Die Startkosten, die sich die Samtgemeinden teilen und durch Zuschüsse bestritten werden sollen, „belaufen sich im ersten Jahr auf einen sechsstelligen Betrag“, sagte Werltes Erster Samtgemeinderat Ludger Kewe, der zu den treibenden Kräften hinter der Idee „Energieregion“ gehört.

Sögels Samtgemeindebürgermeister Günter Wigbers sieht die Region bereits „superinnovativ“ aufgestellt und somit beste Voraussetzungen dafür, erfolgreich zu sein. Jetzt sollten weitere Projekte folgen. „Da geht manches gemeinsam viel leichter“, so Wigbers. Lathens SG-Bürgermeister Karl-Heinz Weber berichtete unterdessen von weiteren Vorhaben in seiner „SG“ wie der Anlage von Kurzumtriebsplantagen zur Gewinnung von Holz für das gerade erst in Betrieb genommene Heizkraftwerk.

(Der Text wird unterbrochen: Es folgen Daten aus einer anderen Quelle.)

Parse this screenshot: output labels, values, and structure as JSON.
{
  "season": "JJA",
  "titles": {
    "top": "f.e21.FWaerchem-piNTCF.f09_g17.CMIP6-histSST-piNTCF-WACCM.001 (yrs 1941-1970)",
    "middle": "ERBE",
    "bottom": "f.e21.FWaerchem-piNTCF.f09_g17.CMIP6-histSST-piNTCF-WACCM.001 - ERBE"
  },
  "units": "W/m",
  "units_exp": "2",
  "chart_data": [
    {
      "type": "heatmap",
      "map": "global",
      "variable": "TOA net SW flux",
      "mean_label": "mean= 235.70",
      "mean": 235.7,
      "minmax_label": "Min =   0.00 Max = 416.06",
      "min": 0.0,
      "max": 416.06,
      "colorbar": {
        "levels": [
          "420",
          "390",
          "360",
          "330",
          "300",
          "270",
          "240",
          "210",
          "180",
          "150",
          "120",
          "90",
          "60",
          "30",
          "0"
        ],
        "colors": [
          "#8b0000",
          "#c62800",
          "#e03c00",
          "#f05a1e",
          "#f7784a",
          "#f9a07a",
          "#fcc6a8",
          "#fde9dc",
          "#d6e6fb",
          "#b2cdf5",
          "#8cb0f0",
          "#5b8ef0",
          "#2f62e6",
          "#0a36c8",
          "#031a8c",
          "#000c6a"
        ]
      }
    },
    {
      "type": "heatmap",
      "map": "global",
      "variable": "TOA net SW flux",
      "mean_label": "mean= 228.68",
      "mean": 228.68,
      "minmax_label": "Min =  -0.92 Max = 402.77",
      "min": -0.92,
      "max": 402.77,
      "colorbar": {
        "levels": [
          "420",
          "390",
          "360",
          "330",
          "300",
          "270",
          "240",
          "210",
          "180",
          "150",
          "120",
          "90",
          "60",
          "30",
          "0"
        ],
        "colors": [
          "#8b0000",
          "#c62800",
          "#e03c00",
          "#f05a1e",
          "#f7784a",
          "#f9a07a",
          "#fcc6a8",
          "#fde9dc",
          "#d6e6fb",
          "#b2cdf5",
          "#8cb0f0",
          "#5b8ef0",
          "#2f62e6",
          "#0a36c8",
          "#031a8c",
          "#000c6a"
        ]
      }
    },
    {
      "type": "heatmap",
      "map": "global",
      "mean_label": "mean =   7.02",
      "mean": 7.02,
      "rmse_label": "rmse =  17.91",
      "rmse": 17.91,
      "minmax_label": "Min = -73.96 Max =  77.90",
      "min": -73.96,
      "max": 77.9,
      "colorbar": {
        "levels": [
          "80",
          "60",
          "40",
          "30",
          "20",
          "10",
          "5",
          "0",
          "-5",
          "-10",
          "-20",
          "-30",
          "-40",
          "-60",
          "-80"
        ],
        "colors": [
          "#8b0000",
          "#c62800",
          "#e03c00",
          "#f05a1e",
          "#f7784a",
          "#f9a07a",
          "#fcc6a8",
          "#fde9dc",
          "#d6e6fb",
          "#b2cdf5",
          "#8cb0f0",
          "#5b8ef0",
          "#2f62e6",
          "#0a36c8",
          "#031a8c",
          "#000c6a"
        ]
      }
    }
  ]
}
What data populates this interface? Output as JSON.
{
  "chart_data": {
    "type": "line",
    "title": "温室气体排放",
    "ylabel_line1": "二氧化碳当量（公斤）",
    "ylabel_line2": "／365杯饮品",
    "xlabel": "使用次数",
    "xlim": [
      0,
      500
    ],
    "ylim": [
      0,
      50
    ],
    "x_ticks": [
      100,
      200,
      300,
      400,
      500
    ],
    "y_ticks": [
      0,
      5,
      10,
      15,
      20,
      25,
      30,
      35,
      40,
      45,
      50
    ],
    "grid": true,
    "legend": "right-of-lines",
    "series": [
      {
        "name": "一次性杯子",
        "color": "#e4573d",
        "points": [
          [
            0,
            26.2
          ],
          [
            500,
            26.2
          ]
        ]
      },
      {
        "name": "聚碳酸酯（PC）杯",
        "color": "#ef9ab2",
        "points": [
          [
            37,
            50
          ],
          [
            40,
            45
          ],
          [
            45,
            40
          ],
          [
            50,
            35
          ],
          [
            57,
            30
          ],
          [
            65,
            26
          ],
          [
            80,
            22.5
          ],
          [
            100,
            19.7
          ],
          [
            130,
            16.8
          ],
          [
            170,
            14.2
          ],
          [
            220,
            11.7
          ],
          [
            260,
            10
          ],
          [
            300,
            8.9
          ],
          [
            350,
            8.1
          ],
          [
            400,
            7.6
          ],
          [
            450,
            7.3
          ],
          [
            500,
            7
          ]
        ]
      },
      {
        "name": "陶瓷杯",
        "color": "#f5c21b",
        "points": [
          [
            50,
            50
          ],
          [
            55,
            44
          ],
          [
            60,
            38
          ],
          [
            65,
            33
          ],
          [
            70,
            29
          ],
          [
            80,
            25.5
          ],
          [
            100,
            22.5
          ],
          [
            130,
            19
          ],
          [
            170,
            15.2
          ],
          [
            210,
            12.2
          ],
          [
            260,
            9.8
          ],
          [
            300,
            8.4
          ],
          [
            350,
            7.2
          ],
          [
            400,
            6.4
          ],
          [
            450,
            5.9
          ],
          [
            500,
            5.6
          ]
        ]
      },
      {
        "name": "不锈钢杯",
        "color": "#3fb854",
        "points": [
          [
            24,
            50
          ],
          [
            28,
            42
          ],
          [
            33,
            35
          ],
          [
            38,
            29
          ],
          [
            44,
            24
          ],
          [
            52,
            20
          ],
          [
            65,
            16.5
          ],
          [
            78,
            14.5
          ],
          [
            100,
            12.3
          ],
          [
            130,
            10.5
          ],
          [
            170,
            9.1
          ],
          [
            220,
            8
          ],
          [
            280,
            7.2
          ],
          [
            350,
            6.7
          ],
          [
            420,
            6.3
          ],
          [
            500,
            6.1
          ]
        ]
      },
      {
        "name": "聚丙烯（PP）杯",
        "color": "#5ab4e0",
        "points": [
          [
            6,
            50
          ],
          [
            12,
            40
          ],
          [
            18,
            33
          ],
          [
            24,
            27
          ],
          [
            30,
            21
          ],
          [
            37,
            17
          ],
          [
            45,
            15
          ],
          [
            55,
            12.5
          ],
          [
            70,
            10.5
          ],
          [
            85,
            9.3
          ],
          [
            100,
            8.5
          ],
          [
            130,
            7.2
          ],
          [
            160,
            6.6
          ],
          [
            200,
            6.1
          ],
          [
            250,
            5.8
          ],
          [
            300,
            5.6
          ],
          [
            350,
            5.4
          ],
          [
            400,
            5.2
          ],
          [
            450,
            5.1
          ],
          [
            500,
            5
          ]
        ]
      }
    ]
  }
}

Auf „Synergieeffekte“ hofft auch Werltes SG-Bürgermeister Werner Gerdes. „Wir haben vieles, was wir zeigen wollen.“ Es gehe aber auch darum, Möglichkeiten des Energiesparens aufzuzeigen.

„Das bringt uns auf die richtige Schiene“, lobte der Leiter der Stabsstelle des Landrats, Herbert Rolfes, das Vorhaben auf dem Hümmling. Er hatte dabei auch die künftigen Förderprogramme der Europäischen Union im Auge. Diese würden verstärkt das Thema Energie in den Mittelpunkt rücken.

Fest im Plan ist, nun ein ausgefeiltes Marketing mit allem, was dazugehört, entwerfen zu lassen und die Erstellung eines Klimaschutzkonzeptes auf den Weg zu bringen. Die Steuerung des „Tagesgeschäfts“ der Kooperation soll eine Lenkungsgruppe übernehmen, die noch gebildet werden muss.